Workforce Training: Where HITECH and HIPAA Compliance Starts

The Privacy Rule at 45 CFR § 164.530(b) requires training for every workforce member on your organization's PHI policies and procedures. The Security Rule at 45 CFR § 164.308(a)(5) requires security awareness training. HITECH didn't create new training mandates — it made the consequences of failing to train exponentially more expensive.

When OCR investigates a breach and finds that workforce members weren't trained, the violation often falls into the willful neglect category. That's the highest penalty tier. It's also the most preventable finding.

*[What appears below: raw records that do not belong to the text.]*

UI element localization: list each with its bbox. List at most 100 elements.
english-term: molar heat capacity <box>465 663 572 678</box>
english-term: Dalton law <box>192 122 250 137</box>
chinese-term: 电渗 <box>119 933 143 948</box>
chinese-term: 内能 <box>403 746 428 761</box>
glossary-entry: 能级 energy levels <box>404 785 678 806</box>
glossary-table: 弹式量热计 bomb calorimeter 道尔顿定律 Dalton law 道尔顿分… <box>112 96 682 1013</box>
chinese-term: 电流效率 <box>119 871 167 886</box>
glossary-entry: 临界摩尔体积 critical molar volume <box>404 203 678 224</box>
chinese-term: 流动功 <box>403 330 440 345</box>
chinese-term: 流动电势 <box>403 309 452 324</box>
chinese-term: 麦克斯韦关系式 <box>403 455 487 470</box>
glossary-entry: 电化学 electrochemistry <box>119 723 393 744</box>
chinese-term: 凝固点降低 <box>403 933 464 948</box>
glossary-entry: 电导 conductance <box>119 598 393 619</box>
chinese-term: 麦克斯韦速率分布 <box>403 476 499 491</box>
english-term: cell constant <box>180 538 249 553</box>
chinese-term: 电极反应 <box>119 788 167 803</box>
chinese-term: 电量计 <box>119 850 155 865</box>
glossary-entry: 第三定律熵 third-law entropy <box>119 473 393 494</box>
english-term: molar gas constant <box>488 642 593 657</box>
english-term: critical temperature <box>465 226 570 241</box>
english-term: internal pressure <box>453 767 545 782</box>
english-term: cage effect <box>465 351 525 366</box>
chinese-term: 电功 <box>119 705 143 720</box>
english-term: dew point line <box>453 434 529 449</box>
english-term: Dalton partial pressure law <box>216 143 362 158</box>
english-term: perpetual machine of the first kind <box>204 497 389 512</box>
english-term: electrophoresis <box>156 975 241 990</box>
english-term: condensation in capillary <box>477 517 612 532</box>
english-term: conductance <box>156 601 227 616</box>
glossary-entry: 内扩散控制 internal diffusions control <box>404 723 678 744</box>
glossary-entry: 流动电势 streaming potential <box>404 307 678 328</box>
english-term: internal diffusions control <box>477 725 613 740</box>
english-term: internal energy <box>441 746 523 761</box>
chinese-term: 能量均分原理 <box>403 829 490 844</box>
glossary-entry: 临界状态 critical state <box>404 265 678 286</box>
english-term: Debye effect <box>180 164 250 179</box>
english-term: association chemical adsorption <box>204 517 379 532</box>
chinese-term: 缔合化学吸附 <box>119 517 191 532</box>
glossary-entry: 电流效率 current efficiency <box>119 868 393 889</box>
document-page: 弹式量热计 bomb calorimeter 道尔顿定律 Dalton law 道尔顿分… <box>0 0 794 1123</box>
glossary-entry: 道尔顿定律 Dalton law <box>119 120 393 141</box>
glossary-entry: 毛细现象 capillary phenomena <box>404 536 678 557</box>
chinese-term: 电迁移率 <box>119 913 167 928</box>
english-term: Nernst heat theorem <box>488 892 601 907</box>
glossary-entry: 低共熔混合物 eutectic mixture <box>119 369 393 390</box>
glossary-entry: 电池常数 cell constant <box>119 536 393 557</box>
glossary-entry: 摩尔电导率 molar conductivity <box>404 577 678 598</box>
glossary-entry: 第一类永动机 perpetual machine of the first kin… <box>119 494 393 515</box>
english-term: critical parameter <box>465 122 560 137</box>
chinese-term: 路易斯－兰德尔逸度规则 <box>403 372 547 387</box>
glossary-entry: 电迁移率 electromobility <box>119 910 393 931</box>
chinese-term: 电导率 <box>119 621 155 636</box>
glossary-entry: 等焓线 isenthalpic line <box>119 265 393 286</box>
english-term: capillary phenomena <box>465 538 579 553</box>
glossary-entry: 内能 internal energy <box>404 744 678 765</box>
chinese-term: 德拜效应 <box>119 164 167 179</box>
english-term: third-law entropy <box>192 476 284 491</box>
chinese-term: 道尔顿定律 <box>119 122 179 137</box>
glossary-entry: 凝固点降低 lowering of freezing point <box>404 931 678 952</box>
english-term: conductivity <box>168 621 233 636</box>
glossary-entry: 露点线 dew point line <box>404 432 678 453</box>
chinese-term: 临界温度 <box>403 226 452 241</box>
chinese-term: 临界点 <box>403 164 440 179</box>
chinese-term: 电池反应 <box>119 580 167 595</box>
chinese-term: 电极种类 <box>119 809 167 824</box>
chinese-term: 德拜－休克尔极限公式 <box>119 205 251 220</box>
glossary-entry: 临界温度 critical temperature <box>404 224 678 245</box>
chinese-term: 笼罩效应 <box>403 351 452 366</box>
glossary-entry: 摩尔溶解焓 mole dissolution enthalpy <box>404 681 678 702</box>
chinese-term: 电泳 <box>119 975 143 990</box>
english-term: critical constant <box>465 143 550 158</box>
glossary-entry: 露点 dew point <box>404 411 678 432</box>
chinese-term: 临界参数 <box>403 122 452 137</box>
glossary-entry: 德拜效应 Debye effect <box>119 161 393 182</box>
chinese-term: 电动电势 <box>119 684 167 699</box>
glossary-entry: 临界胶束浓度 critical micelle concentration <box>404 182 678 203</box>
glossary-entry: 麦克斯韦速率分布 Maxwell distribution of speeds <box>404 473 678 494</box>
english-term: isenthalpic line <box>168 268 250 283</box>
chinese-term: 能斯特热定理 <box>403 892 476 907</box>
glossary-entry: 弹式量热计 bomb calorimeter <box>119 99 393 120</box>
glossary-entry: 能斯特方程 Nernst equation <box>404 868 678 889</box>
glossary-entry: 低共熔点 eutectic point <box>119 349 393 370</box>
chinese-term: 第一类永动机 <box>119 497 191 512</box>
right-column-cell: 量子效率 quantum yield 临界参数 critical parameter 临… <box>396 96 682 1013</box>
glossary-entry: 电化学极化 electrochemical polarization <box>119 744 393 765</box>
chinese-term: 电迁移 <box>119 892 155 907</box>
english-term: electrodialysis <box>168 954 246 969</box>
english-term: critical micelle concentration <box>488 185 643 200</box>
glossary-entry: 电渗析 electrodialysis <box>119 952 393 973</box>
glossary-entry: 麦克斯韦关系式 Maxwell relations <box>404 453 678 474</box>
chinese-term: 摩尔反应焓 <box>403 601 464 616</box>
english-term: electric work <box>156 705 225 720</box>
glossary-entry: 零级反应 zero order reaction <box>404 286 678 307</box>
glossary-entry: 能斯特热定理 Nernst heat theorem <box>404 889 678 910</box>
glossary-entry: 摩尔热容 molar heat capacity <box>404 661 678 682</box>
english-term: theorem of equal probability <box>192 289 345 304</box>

Your workforce needs more than a one-time orientation slide. They need ongoing, documented training that covers the Privacy Rule, Security Rule, Breach Notification Rule, and the Notice of Privacy Practices. HIPAA Certify's workforce compliance program gives organizations the structured training and documentation they need to demonstrate compliance during an OCR audit.

What Your Organization Should Do Right Now

Understanding what is HITECH and HIPAA isn't academic — it's operational. Here are the actions that matter most:

  • Review your risk analysis. If it hasn't been updated in the past 12 months, it's overdue.
  • Audit your business associate agreements. Every BAA must reflect HITECH requirements and be actively monitored.
  • Document your workforce training. OCR doesn't accept verbal assurances. You need dated records showing who was trained, on what topics, and when.
  • Test your breach notification process. If a breach happened tomorrow, could your team execute the 60-day notification timeline?
  • Enforce the minimum necessary standard. Review role-based access and ensure PHI access is limited to what each workforce member actually needs.

HITECH transformed HIPAA from a regulatory framework with limited teeth into one of the most aggressively enforced federal privacy laws in the country. Your compliance program must reflect both laws — because OCR certainly does.